What else is there to learn from the story of the prodigal son? Except to avoid becoming one like him. We think we know everything about this parable and what it is telling to to do. We want to avoid becoming a prodigal to our parents, and to our Father in heaven.

But the story of the prodigal son reveals a hidden hope about experiencing the mercy of God.

The young son has become a poster boy of bad behavior – getting his inheritance, abandoning his family, living recklessly, losing everything in an instant, living in misery.

But surprisingly, when all is lost, the prodigal makes the most crucial and courageous decision of all – to return to his Father. That would be difficult and shameful, but he would love to trace his steps back to where he came from.

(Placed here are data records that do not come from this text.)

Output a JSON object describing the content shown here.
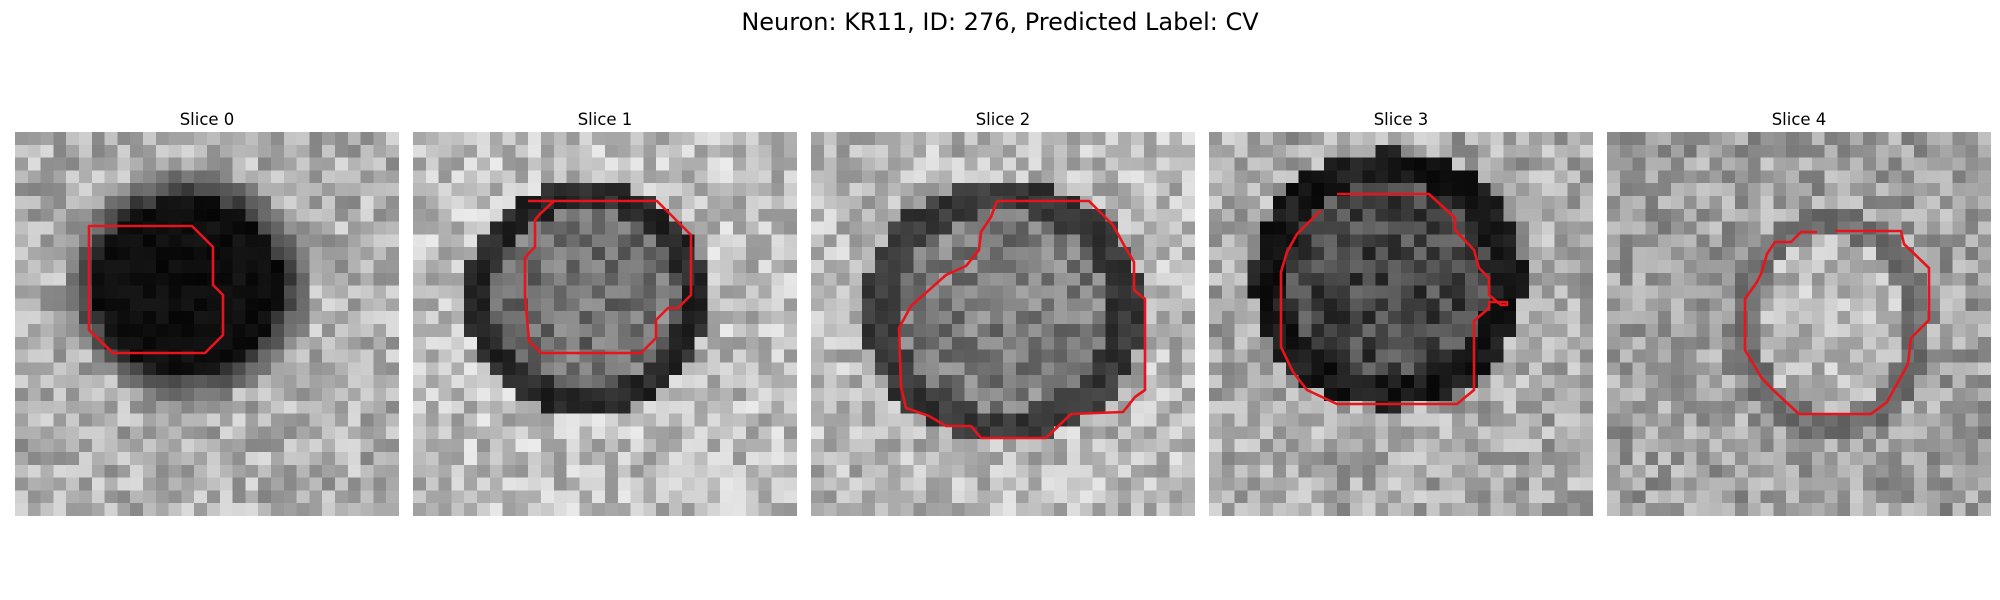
{
  "figure": {
    "title": "Neuron: KR11, ID: 276, Predicted Label: CV"
  },
  "panels": [
    {
      "title": "Slice 0",
      "contour_color": "#e8141b"
    },
    {
      "title": "Slice 1",
      "contour_color": "#e8141b"
    },
    {
      "title": "Slice 2",
      "contour_color": "#e8141b"
    },
    {
      "title": "Slice 3",
      "contour_color": "#e8141b"
    },
    {
      "title": "Slice 4",
      "contour_color": "#e8141b"
    }
  ]
}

What is waiting for him there? No more inheritance, just some food, just a warm bed.  And how was he to look into his Father’s eyes and was he ready to listen to scolding reprimand? How was he to face his older brother?  Was it easy to feel the ridicule of the household servants?

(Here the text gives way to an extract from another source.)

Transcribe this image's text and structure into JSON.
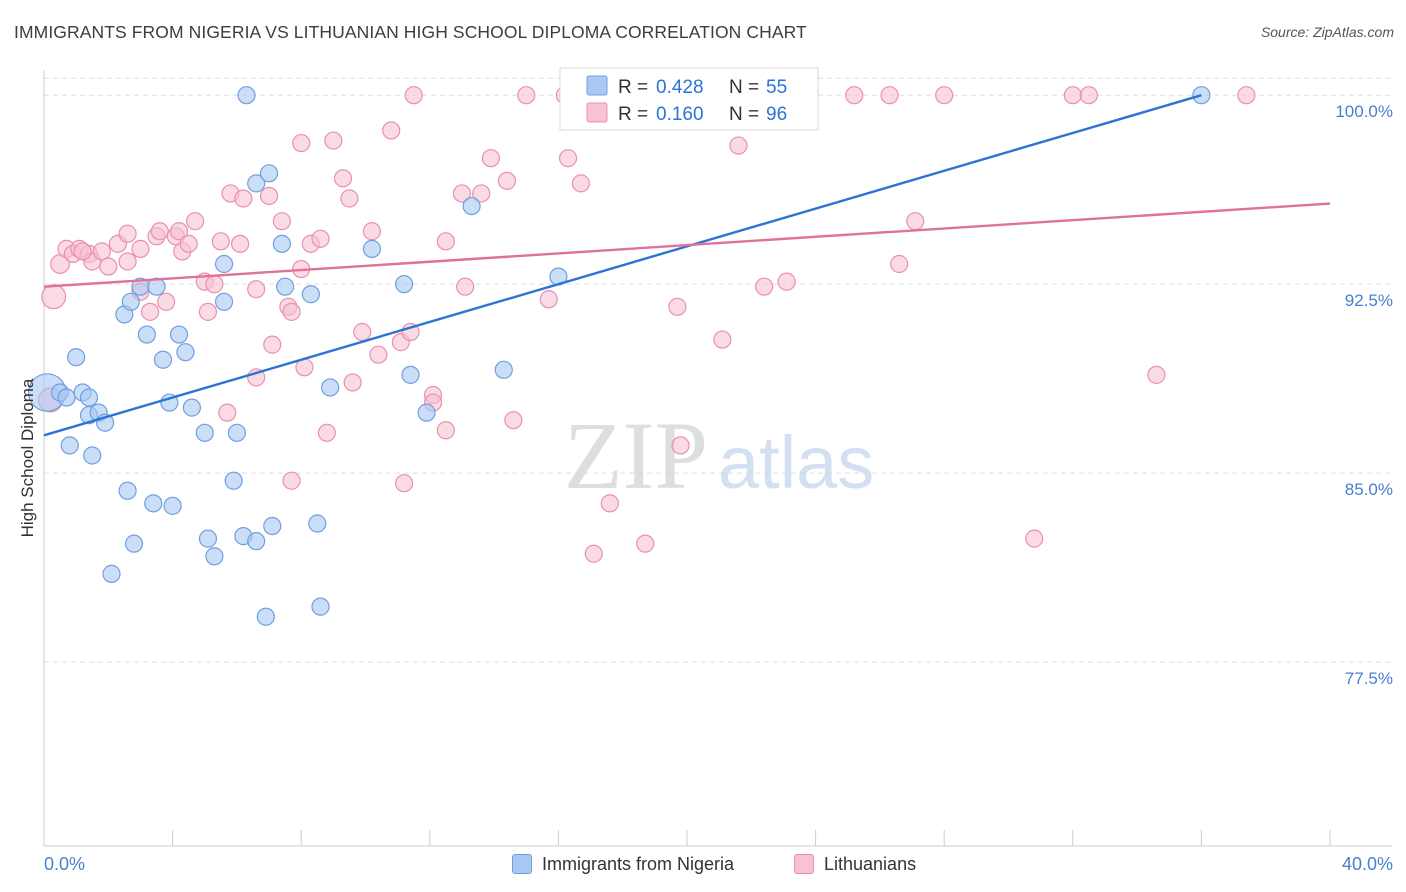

He must have been truly inspired by something. The boy gets up and immediately return home, without listening to fear and shame.  He was humble enough to experience the mercy of his Father. He has lost all pride. In his heart there was a gamble to make: he would only trust that his Father will not send him away. That his Father would understand, as before.

And it happened. Instead of anger, the boy felt the Father’s embrace. Instead of reprimand, he felt the warmest welcome. Instead of shame, he felt an undeserved honor.

When we lose the life of grace, it is easy to lose our way as well. Pride tells us not to return to the Father. Fear tells us to move farther away.

But the grace of God makes our heart ready to feel sorry, to ask pardon, to beg mercy and to experience the incomparable love of God.  This Lent, may we be like the prodigal son in his trust and confidence that the Father will understand.